In another country where Integrated Reporting <IR> is also well established, the South African government is struggling to clean up corporate governance at state-owned enterprises. In November the Finance Minister suggested that the highly indebted South African Airways should be shut down. Governance at the company has progressively failed amidst alleged corruption during years of the Zuma presidency. The same scenario is evident at the power utility Eskom, which Government is seeking to revive with a new Board and reforms to control state-guaranteed debts of over US$ 30bn.
Failure in governance as illustrated by these cases raises questions about the impact of transparency and disclosure to combat fraud and improve the quality of governance. In both Japan and South Africa, new corporate governance codes explicitly promote principles such as ethical leadership, transparency and independence. The first principle of the King IV Code of 2016 is that “the governing body should lead ethically and effectively”. This includes transparency and the view that “sunlight is the best disinfectant”, as famously stated by US Supreme Court Justice Louis Brandeis in 1914. But how and where best to disclose information on corporate governance, in a manner that avoids the “mindless compliance” often attacked by IIRC Chair Mervyn King?
In its latest assessment of what material topics the 60 Industry Leaders of the Dow Jones Sustainability Index (DJSI) most report on, Materialitytracker noted a significant trend in how and where corporate governance is reported on. An automated analysis was done by Datamaran of latest annual reports published up to October 2018 by 48 of the Industry Leaders. Using natural language processing (NLP) in scanning the sustainability reports (SRs), integrated reports (IRs) and financial reports (FRs) of the companies involved, the Artificial Intelligence technology found (as in the past) that Governance is a thematic area most covered in FRs.

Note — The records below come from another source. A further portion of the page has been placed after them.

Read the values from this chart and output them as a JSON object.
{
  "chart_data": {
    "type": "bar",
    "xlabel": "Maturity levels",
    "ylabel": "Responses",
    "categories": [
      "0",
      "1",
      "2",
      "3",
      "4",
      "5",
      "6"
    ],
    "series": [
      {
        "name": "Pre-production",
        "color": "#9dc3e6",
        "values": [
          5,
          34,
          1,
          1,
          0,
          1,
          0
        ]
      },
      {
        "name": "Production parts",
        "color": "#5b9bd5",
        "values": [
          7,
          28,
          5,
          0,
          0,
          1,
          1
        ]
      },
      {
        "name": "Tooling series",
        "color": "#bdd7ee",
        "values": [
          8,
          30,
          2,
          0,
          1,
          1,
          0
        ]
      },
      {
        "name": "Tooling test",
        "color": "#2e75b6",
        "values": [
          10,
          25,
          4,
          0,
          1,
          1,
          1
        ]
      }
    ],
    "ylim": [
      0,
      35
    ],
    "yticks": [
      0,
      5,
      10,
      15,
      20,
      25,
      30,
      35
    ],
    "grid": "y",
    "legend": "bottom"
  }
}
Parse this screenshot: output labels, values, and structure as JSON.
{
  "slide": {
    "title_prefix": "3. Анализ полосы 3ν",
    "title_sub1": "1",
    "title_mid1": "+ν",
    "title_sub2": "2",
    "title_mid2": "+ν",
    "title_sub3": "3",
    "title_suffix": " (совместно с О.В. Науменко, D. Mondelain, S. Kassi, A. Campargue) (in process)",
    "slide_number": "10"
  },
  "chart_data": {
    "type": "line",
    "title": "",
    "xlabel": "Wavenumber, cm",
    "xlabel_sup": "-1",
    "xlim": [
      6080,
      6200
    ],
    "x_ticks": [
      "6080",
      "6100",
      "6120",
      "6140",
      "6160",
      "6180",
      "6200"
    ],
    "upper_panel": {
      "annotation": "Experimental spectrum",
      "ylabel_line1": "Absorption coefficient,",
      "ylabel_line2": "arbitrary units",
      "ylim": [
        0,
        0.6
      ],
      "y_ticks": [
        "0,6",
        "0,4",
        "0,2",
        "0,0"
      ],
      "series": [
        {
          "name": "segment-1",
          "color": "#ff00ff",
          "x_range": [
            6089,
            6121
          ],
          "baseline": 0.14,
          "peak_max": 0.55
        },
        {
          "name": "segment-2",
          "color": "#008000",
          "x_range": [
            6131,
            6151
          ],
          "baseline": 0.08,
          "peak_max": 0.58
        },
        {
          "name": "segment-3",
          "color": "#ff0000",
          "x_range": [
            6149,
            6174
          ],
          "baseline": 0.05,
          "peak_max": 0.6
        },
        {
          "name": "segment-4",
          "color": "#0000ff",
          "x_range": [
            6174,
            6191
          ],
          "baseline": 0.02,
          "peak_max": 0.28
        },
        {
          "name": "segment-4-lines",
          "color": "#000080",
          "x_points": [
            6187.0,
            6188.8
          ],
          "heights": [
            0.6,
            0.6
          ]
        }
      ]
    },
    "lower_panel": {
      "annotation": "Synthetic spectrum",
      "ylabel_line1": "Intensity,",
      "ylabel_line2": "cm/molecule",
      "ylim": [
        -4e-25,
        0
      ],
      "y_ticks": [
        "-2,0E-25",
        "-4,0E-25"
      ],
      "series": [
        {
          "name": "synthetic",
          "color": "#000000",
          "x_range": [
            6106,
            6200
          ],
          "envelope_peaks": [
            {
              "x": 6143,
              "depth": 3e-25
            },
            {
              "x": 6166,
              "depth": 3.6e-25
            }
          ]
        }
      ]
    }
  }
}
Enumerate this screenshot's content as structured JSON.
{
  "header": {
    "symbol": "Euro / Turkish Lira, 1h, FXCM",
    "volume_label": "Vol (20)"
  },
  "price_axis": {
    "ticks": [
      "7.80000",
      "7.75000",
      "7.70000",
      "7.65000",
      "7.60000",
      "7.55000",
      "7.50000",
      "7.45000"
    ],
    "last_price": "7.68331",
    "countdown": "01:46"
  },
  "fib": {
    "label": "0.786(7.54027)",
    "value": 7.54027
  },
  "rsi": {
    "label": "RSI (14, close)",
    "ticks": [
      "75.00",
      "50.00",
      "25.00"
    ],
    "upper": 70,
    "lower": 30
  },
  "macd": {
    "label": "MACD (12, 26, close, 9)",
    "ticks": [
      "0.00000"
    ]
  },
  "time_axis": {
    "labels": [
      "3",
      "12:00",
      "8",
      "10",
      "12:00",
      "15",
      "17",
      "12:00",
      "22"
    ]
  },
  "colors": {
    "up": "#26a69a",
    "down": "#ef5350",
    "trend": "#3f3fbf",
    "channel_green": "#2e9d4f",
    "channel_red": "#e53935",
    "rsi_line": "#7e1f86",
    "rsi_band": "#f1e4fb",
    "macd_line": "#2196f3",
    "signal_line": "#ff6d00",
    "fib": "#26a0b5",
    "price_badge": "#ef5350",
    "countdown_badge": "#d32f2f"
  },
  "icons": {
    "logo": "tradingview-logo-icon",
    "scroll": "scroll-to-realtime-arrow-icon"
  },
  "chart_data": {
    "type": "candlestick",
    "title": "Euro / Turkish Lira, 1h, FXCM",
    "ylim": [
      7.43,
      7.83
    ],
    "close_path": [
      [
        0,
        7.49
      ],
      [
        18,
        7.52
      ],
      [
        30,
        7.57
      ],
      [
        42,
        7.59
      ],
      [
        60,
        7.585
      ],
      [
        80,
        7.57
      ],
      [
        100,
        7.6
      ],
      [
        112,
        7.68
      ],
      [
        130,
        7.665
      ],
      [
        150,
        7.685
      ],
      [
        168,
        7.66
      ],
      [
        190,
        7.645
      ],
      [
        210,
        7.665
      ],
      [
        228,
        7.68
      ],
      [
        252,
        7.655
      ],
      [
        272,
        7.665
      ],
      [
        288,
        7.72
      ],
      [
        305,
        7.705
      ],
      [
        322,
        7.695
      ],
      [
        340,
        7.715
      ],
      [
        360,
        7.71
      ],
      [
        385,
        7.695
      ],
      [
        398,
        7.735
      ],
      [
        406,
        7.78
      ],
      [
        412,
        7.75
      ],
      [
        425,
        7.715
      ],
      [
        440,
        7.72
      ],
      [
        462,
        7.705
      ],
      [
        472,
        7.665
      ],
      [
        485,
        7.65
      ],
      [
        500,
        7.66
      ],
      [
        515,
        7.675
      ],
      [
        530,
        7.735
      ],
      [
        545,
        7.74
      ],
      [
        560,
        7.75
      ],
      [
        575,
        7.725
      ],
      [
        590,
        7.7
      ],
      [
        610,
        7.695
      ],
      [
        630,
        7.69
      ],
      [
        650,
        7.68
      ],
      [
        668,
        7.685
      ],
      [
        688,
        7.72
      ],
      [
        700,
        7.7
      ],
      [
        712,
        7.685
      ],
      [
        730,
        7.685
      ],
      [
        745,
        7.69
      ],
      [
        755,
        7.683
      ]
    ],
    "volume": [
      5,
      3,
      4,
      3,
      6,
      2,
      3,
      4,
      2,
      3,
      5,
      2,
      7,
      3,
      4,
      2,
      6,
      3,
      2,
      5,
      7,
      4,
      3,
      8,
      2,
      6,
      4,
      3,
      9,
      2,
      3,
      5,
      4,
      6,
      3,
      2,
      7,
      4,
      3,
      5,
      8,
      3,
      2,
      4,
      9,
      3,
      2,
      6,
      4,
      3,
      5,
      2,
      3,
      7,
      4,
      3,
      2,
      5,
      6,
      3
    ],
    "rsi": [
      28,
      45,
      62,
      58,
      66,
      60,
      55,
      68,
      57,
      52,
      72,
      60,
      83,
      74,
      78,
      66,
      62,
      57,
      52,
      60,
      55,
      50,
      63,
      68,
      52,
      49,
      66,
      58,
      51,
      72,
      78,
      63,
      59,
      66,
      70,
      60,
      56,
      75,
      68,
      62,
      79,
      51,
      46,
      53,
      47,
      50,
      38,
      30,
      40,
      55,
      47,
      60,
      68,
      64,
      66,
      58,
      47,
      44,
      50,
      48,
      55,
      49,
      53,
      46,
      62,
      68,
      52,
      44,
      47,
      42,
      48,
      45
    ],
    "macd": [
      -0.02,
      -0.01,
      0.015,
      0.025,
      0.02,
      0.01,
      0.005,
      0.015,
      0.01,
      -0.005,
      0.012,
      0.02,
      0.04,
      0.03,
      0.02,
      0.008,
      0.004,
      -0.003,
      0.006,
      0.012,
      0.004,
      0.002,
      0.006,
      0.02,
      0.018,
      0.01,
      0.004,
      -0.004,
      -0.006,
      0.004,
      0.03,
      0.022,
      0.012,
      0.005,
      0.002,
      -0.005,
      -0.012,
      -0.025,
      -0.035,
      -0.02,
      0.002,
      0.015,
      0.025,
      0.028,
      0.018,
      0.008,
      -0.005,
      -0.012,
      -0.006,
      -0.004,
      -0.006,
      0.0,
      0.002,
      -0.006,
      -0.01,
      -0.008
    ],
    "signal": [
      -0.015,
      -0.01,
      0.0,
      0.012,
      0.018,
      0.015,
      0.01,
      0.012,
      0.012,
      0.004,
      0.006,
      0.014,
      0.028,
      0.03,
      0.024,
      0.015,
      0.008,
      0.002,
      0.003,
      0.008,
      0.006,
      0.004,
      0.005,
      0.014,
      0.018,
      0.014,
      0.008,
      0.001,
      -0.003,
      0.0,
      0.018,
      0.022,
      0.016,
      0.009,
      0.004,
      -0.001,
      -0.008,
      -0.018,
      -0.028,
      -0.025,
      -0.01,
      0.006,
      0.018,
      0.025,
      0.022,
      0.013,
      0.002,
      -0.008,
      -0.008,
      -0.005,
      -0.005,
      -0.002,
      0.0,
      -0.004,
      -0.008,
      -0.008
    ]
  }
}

While business ethics and corruption are among a top 10 issues most emphasised in SRs and IRs, the Datamaran screening found that the 15 IRs published to date this year by DJSI Industry Leaders do not devote significant attention to governance. This is rather addressed in FRs. The top 10 most emphasised topics in FRs include the governance-related topics of employee compensation and benefits (#1), anti-corruption and bribery (#2), business ethics (#3), executive compensation (#8) and board compensation (#9).
Considering that governance is one of the key content elements of the <IR> Framework, it is surprising that sustainability leaders do not devote more attention to governance in their <IR>s. While governance as a compliance theme is traditionally dealt with in FRs as statutory reports, one would expect the more strategic content of <IR>s to clearly address the role of governance as part of integration in reporting, processes and thinking. This is all the more important considering recent findings by the South African IRC (2017) on weaknesses in reporting on governance. A clear weakness was found to be lack of explanation of how governance structure, processes and practices contribute to the value creation process.
Consultations on the IIRC <IR> Framework in 2017 showed limited uptake of the required responsibility statement by “those charged with governance”. This raises the challenge of ethical and effective leadership. Effective disclosure on corporate governance in <IR>s deserves closer examination. As Judge Brandeis added many years ago, “electric light (is) the most efficient policeman”. While some powerful corporations struggle to keep the lights on, we are best advised to pay closer attention.